Дефиниция, сводя таким образом предмет к его понятию , совлекает его внешние черты, которые нужны для его существования; она абстрагирует от того, что прибавляется к понятию в процессе его реализации, благодаря чему понятие выступает из себя и переходит, во-первых, в идею и, во-вторых, во внешнее существование. Описание обращается к представлению и подхватывает это дальнейшее, принадлежащее к области реальности содержание. Дефиниция же сводит это богатство многообразных определений созерцаемого наличного бытия к простейшим моментам; какова форма этих простых элементов и как они определены относительно друг друга, это содержится в понятии. Стало быть, предмет, как было указано, понимается здесь как такое всеобщее, которое вместе с тем по существу есть определенное. Сам предмет есть при этом нечто третье, единичное, в котором род и особенность положены воедино, и нечто непосредственное , положенное вне понятия, так как последнее еще не есть самоопределяющее понятие.

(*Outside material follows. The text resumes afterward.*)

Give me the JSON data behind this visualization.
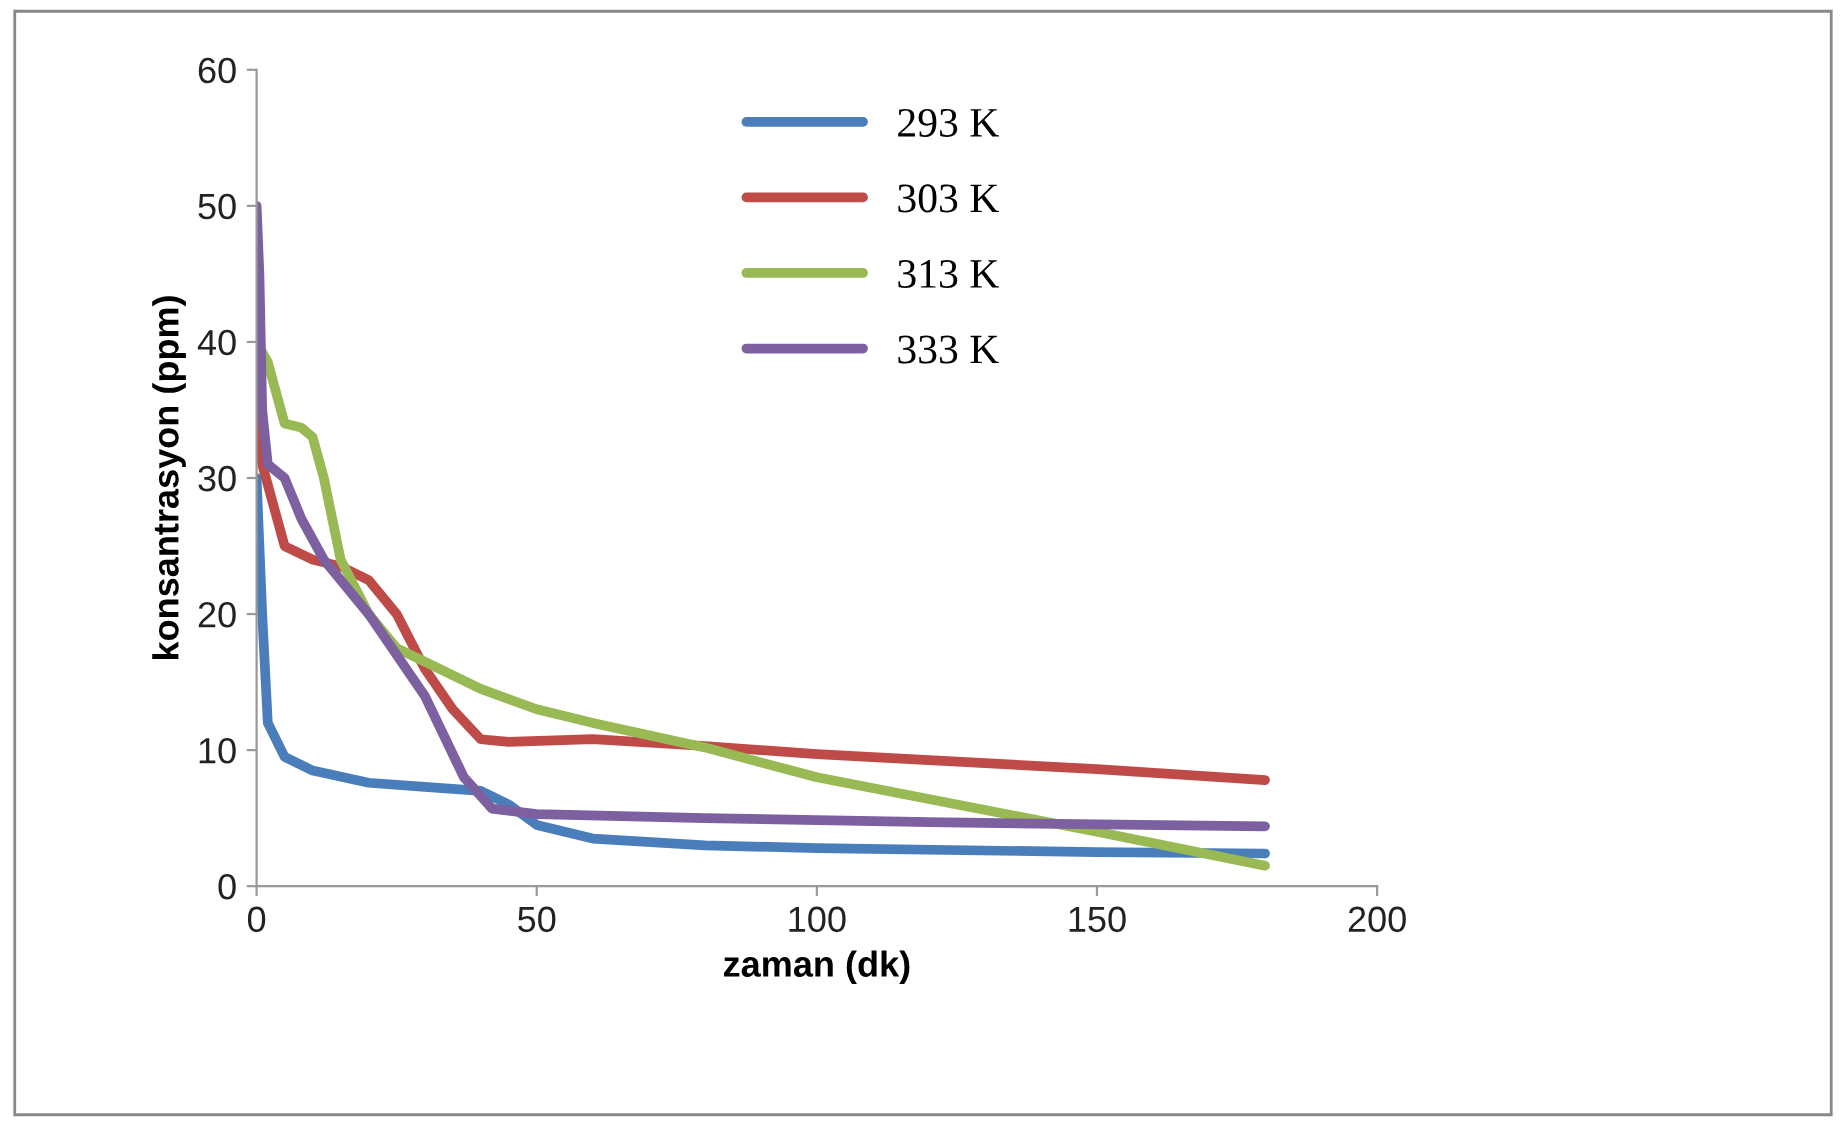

В указанных определениях, в имеющемся в дефиниции различии формы понятие обретает само себя и имеет в них соответствующую ему реальность. Но так как рефлексия моментов понятия в себя самих, единичность, еще не содержится в этой реальности (ибо в результате объект, поскольку он находится в познании, еще не определен как нечто субъективное), то познание есть по отношению к объекту нечто субъективное и имеет некоторое внешнее начало; или, иначе говоря, вследствие того, что оно имеет внешнее начало в единичном, оно есть нечто субъективное. Содержание понятия есть поэтому нечто данное и случайное. Само конкретное понятие есть, стало быть, нечто случайное, и притом с двух сторон: во-первых, со стороны своего содержания вообще и, во-вторых, со стороны того, какие определения содержания из тех многообразных качеств, которыми предмет обладает во внешнем существовании, отбираются для понятия и должны составлять его моменты.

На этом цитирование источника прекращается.